Oct 19

You’re pretty smart, right? So this short test should be easy:

1. A bat and a ball cost $1.10 in total. The bat costs $1.00 more than the ball. How much does the ball cost? _____ cents

2. If it takes 5 machines 5 minutes to make 5 widgets, how long would it take 100 machines to make 100 widgets? _____ minutes

3. In a lake, there is a patch of lily pads. Every day, the patch doubles in size. If it takes 48 days for the patch to cover the entire lake, how long would it take for the patch to cover half the lake? _____ days

This series of questions is known as the cognitive reflection test. Plenty of smart people would agree that the answers are 10 cents, 100 minutes and 24 days. These answers are the product of your “automatic system” as opposed to your “reflective system”. Think twice about them—reflect a little—and you realise the correct answers are 5 cents, 5 minutes and 47 days.

In their book Nudge, behavioural economists Richard Thaler and Cass Sunstein cite this and other examples of how we humans need a little guidance to make the right decisions. In short, we can’t always be trusted to do the right thing even when that’s what we really want to do. Our automatic brains are in control, and like it or not this reptile brain is making most of our decisions.

Don’t find out what happens when you stop feeding the reptiles

In the last decade, web designers have become increasingly confident about the sophistication of users. The very concept of “newbies”—users who are new to the web—has essentially disappeared. As a result, web design has become a lot more interesting. If every site looked like Useit.com, a pioneering web usability resource, the web would not be the cool place that it is.

But complacency about all the reptiles out there can be trouble. Even the most savvy digital native can be easily confused or made anxious.
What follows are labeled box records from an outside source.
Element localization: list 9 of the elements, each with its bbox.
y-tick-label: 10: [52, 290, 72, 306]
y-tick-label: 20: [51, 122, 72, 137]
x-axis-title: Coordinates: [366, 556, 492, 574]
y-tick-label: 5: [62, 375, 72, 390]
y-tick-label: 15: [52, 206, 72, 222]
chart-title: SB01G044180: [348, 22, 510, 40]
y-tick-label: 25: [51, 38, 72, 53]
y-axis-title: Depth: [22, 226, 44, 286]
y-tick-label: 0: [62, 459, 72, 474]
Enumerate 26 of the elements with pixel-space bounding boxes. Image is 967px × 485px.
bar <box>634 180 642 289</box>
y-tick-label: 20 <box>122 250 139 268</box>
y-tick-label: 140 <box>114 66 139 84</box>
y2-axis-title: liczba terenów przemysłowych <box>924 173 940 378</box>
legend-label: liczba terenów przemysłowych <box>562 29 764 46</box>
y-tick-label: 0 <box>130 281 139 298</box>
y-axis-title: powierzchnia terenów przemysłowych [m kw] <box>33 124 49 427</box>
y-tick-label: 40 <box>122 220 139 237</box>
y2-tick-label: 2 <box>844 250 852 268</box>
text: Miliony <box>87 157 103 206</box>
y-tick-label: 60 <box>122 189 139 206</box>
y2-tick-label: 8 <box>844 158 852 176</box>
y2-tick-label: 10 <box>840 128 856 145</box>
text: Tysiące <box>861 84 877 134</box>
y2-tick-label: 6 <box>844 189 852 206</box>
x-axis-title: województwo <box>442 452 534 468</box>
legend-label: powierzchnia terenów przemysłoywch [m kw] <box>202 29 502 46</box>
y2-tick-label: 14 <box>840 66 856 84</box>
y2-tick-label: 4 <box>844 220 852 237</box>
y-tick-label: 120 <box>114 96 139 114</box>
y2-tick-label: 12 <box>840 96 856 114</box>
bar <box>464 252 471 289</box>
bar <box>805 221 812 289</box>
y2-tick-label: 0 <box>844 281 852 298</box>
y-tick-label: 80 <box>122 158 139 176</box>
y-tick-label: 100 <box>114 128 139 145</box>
No matter how sophisticated we like to think we are, every time we make a decision online we're confronted by some basic reptile instincts. We don't want to go hungry (on the web, that can mean getting bad value or the wrong information), we want to look good (nobody wants to make a dumb mistake—which is why web retailers' shopping carts need to inspire confidence every step of the way), but most of all, we don't want to get eaten (think of all those covert Facebook pix—they're not all that different from a camouflaged chameleon sunning itself).

The job of designers, information architects, content writers and anyone else building sites is to prevent mistakes and mitigate user anxiety, as much as it is to create something interesting, elegant and fun.

Companies like Google do a great job of this. For example, Gmail has some fantastic embarrassment reducing features. If you use the word “attachment” in a Gmail message, but then don’t attach a file before clicking send, you can set up Gmail to ask, “Are you sure you want to send this without an attachment?”

It’s a simple fix to a common reptile mistake. And it’s a good example of why Google is a company that gets it right so often for billions of reptiles like me.